New report examines ISIS recruitment of American teens

There is a new report released that shows ISIS is working to recruit young people to carry out and support terrorist attacks.

Experts say ISIS has been unsuccessful in getting its own members into the United States. Now, they are using social media to recruit young people already in the country and radicalizing them into becoming Islamic extremists and getting them to carry out ISIS-related attacks.

This new report was issued by George Washington University's Program on Extremism. It identifies Virginia as being one of the hotspots.

Earlier this year, a Prince William County teenager pleaded guilty of helping another person travel to Syria to join ISIS.

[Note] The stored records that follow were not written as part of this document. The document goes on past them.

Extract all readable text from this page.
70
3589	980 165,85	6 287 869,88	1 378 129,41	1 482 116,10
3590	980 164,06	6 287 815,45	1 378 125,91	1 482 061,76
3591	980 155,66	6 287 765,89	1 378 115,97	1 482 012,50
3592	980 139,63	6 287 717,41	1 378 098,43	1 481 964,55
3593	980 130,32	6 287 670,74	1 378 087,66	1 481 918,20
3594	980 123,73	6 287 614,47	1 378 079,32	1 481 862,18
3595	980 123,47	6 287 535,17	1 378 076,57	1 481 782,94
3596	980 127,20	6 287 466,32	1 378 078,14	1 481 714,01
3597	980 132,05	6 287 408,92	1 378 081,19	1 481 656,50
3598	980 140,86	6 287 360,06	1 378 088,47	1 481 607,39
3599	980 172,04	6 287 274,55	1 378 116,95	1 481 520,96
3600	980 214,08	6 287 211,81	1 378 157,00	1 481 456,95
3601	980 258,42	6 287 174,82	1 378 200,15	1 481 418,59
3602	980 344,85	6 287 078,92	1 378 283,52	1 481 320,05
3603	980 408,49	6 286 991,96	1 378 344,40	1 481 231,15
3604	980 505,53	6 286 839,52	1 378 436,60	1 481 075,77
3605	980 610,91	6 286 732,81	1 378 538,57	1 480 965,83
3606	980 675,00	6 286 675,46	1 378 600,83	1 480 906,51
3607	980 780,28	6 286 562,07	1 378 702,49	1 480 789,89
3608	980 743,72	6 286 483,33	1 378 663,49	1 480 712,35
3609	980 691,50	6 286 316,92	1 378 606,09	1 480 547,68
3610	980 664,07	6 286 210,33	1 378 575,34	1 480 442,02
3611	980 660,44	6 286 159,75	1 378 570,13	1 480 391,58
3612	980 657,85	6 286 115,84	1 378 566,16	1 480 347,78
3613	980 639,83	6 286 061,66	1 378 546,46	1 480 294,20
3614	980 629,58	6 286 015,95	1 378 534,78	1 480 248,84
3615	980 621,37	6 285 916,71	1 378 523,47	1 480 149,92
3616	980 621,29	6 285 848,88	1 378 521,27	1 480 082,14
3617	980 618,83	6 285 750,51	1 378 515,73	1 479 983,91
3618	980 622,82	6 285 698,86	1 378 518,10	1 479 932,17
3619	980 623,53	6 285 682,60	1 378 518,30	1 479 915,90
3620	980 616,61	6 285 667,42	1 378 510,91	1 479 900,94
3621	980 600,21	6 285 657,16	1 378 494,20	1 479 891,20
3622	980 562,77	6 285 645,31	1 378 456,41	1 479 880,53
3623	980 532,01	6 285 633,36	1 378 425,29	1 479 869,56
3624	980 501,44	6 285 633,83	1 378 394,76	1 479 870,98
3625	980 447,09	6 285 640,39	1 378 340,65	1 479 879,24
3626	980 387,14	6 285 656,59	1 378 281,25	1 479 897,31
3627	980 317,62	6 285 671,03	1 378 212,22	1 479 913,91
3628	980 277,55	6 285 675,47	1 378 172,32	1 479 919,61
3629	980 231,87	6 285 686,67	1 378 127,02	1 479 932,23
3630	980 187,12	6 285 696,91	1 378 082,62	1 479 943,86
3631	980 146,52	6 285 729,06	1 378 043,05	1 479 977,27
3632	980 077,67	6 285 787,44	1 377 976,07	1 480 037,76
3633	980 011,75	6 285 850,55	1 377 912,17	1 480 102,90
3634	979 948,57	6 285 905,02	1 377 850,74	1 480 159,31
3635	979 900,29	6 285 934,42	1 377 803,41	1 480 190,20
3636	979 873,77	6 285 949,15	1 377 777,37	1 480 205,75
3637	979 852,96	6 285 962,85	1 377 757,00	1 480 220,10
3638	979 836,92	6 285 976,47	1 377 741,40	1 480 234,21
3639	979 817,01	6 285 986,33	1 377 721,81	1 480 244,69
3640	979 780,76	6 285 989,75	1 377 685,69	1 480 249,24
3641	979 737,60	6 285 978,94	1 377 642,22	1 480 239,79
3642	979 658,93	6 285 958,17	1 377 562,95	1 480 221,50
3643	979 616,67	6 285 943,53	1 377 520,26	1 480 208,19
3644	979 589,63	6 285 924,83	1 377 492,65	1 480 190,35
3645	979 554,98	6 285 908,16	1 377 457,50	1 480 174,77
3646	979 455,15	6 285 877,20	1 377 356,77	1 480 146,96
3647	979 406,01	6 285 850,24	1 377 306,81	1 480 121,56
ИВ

Ali Amin, a 17-year-old student at Osbourn Park High School, pleaded guilty in June to federal charges that he used bitcoin to raise money for ISIS and used Twitter to help recruit for the terror group. He remains one of the youngest people ever in the U.S. to plead guilty of federal terror charges.

The FBI found that Amin went further by helping 18-year-old Reza Niknejad, also from Prince William County, to purchase a ticket to Syria through money Amin raised on bitcoin.

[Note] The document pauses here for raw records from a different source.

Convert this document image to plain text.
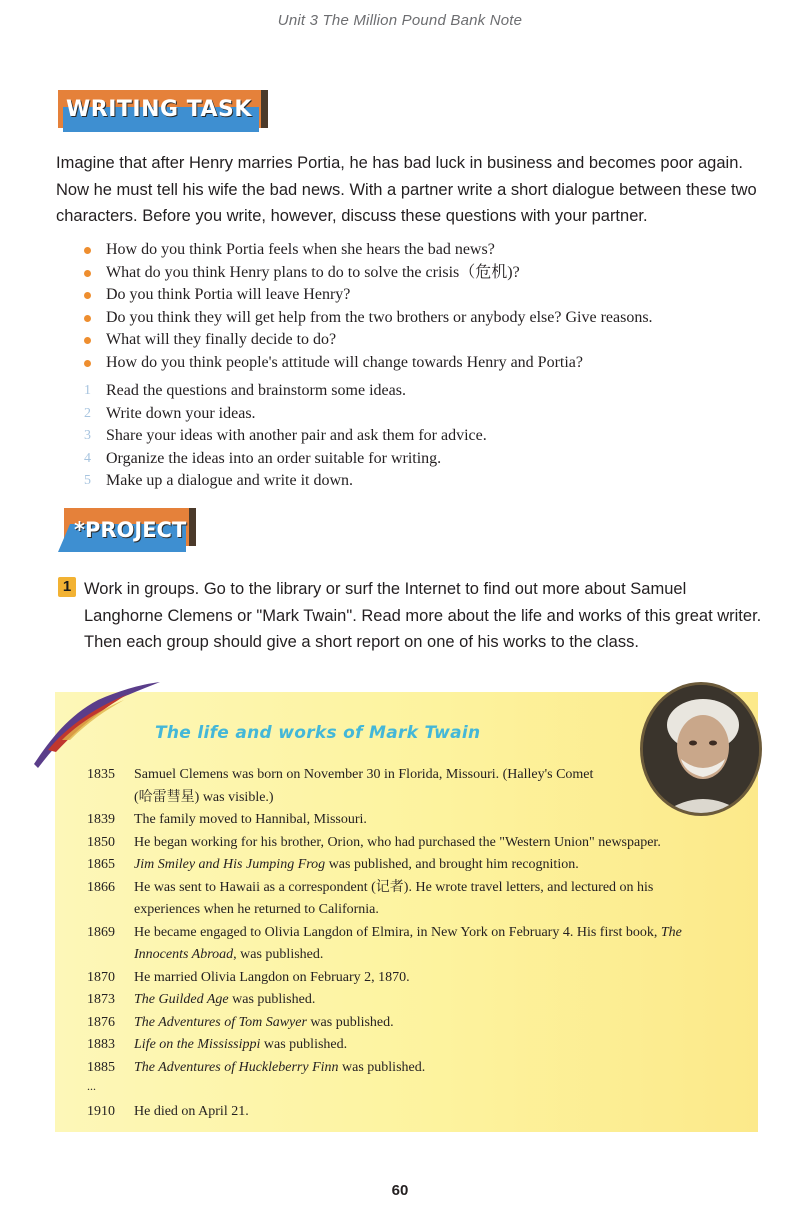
Unit 3 The Million Pound Bank Note
WRITING TASK
Imagine that after Henry marries Portia, he has bad luck in business and becomes poor again. Now he must tell his wife the bad news. With a partner write a short dialogue between these two characters. Before you write, however, discuss these questions with your partner.
How do you think Portia feels when she hears the bad news?
What do you think Henry plans to do to solve the crisis（危机)?
Do you think Portia will leave Henry?
Do you think they will get help from the two brothers or anybody else? Give reasons.
What will they finally decide to do?
How do you think people's attitude will change towards Henry and Portia?
1 Read the questions and brainstorm some ideas.
2 Write down your ideas.
3 Share your ideas with another pair and ask them for advice.
4 Organize the ideas into an order suitable for writing.
5 Make up a dialogue and write it down.
*PROJECT
1 Work in groups. Go to the library or surf the Internet to find out more about Samuel Langhorne Clemens or "Mark Twain". Read more about the life and works of this great writer. Then each group should give a short report on one of his works to the class.
The life and works of Mark Twain
1835	Samuel Clemens was born on November 30 in Florida, Missouri. (Halley's Comet
(哈雷彗星) was visible.)
1839	The family moved to Hannibal, Missouri.
1850	He began working for his brother, Orion, who had purchased the "Western Union" newspaper.
1865	Jim Smiley and His Jumping Frog was published, and brought him recognition.
1866	He was sent to Hawaii as a correspondent (记者). He wrote travel letters, and lectured on his
experiences when he returned to California.
1869	He became engaged to Olivia Langdon of Elmira, in New York on February 4. His first book, The
Innocents Abroad, was published.
1870	He married Olivia Langdon on February 2, 1870.
1873	The Guilded Age was published.
1876	The Adventures of Tom Sawyer was published.
1883	Life on the Mississippi was published.
1885	The Adventures of Huckleberry Finn was published.
...
1910	He died on April 21.
60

Amin then drove Niknejad to Dulles International Airport so Niknejad could fly to Syria and join ISIS.

Amin is currently serving an 11-year sentence for providing material support to a known terror group. This case is cited in this report, which details arrests of ISIS-related individuals throughout the country up until last month.

"The tempo of the ISIS arrests has been kicking in the last year," said Seamus Hughes, deputy director for the Program on Extremism at George Washington University's Center for Cyber and Homeland Security. "Fifty-six individuals this year alone have been arrested for ISIS-related charges and that's an unprecedented number -- the largest number we have had since 9/11."

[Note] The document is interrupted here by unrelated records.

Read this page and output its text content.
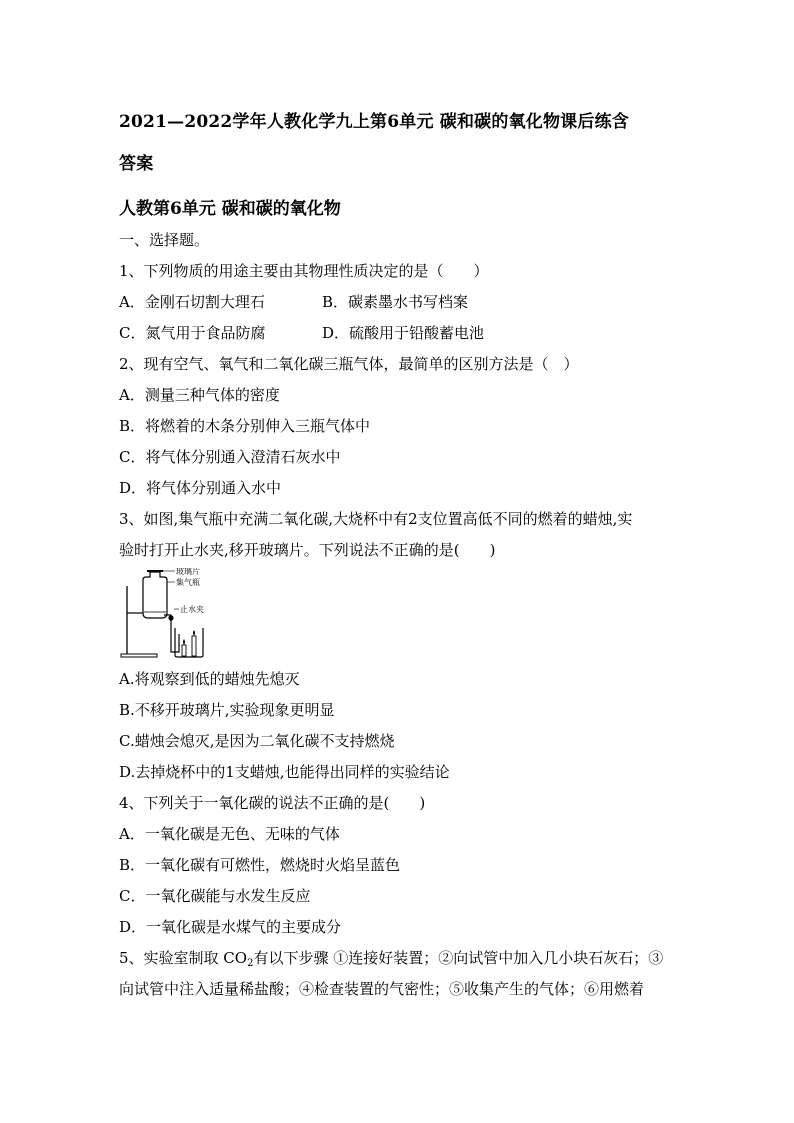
2021—2022学年人教化学九上第6单元 碳和碳的氧化物课后练含
答案
人教第6单元 碳和碳的氧化物
一、选择题。
1、下列物质的用途主要由其物理性质决定的是（　　）
A．金刚石切割大理石	B．碳素墨水书写档案
C．氮气用于食品防腐	D．硫酸用于铅酸蓄电池
2、现有空气、氧气和二氧化碳三瓶气体，最简单的区别方法是（　）
A．测量三种气体的密度
B．将燃着的木条分别伸入三瓶气体中
C．将气体分别通入澄清石灰水中
D．将气体分别通入水中
3、如图,集气瓶中充满二氧化碳,大烧杯中有2支位置高低不同的燃着的蜡烛,实
验时打开止水夹,移开玻璃片。下列说法不正确的是(　　)
玻璃片
集气瓶
止水夹
A.将观察到低的蜡烛先熄灭
B.不移开玻璃片,实验现象更明显
C.蜡烛会熄灭,是因为二氧化碳不支持燃烧
D.去掉烧杯中的1支蜡烛,也能得出同样的实验结论
4、下列关于一氧化碳的说法不正确的是(　　)
A．一氧化碳是无色、无味的气体
B．一氧化碳有可燃性，燃烧时火焰呈蓝色
C．一氧化碳能与水发生反应
D．一氧化碳是水煤气的主要成分
5、实验室制取 $CO_2$有以下步骤 ①连接好装置；②向试管中加入几小块石灰石；③
向试管中注入适量稀盐酸；④检查装置的气密性；⑤收集产生的气体；⑥用燃着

"We cannot arrest our way out of this problem," said Lorenzo Vidino, the director of the Program on Extremism. "A strictly law enforcement-based approach to this cannot do the job by itself."

Researchers at George Washington University spent the last six months pouring over 7,000 pages of court documents on the homegrown ISIS recruits that have been arrested. What they found paints a picture of who these individuals are. The average age of an ISIS recruit is 26 years old. They are 86 percent male and 55 percent have been arrested in undercover operations.

How do they counter this? Experts say there needs to be better monitoring of so-called "keyboard warriors" on social media to stop them before they are recruited by ISIS. Many of these individuals are socially isolated or alone.

They also advise that religious or community groups reach out to these at-risk individuals before they are fully recruited and pose a real threat.